I dettagli di quella giornata, a leggerli sul quotidiano milanese, sono illuminanti su come la politica faccia sempre aggio sullo sport, e senza fatica. “Il sindaco garantisce che in 24 mesi tutto sarà finito. Consegnato alla città, agli atleti, al Mondiale. […] Sarà un miracolo di efficienza realizzatrice, il frutto di una sinergia che raramente si realizza. La serietà dell’ambiente universitario, le parole finalmente sobrie spese durante la cerimonia, la responsabilità che pesa sulle spalle dei protagonisti, l’esposizione mondiale del risultato finale, tutti fattori che invitano a dar credito alle promesse”. Per concludere, infine, con un perentorio “sullo Sport [maiuscolo!] non si scherza, niente alibi, niente ritardi”.

Non era, quella, la prima esposizione del Veltroni sindaco nel campo delle progettazioni pubbliche per lo sport. Qualche mese prima, ai primi di ottobre 2006, ancora assieme a Morassut aveva annunciato la costruzione a Roma e dintorni di cinque palazzetti dello sport, “cinque impianti da 1200 o 1500 spettatori che saranno dotati di campi da basket, pallavolo, piscine e altri sport”. Al costo di “3,3 milioni l’uno” e tutti rigorosamente in periferia, come si conveniva a un sindaco di centro-sinistra: a Cesano, a Labaro, a Pietralata, a Casal dei Pazzi, alla Bufalotta. Come sia andata a finire, lo testimoniano oggi i disastri del Palazzetto dello Sport di viale Tiziano e lo Stadio Flaminio, entrambi affidati alla Capitale da Pier Luigi Nervi, ed oggi simbolo del degrado e del disinteresse.
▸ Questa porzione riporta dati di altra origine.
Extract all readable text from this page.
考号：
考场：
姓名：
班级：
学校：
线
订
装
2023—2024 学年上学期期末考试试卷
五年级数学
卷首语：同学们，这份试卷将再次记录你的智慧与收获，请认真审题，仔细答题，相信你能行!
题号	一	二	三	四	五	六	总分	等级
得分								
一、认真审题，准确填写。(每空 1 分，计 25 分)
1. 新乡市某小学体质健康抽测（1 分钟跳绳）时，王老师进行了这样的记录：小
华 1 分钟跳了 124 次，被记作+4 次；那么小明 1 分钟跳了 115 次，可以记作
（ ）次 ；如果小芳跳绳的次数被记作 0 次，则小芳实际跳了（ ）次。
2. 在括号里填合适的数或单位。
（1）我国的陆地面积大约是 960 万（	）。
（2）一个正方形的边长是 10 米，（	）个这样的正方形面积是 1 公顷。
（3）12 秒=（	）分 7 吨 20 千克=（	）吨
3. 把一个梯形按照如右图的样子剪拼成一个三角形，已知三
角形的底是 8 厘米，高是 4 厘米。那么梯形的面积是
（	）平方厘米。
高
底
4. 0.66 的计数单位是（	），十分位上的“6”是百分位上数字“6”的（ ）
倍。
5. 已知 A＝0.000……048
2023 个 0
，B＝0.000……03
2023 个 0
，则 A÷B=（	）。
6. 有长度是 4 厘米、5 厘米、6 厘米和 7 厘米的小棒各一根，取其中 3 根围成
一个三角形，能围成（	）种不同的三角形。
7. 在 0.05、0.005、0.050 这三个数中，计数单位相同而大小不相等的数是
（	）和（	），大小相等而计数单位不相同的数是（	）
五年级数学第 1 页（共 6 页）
Qualche giorno più tardi, il 24 ottobre 2006, il presidente del comitato organizzatore di quei mondiali di nuoto (disputati poi nella piscina del Foro Italico, costruita nel 1927, …) – Giovanni Malagò – venne nominato direttore generale del comitato promotore delle Olimpiadi 2016, d’intesa tra Veltroni e Gianni Letta, “il più ascoltato consigliere di Berlusconi". Tutto si tiene. Come concludere queste storia di commistione sport/politica nella quale perdono tutti? Accettando l’incarico, l’imprenditore Malagò che ancora studiava da presidente del CONI poteva sentenziare: “Quando ci sono di mezzo Roma e lo sport, mi faccio coinvolgere volentieri. Sicuramente con passione, spero anche con competenza”. Appunto. (foto tratta da diarioromano.it).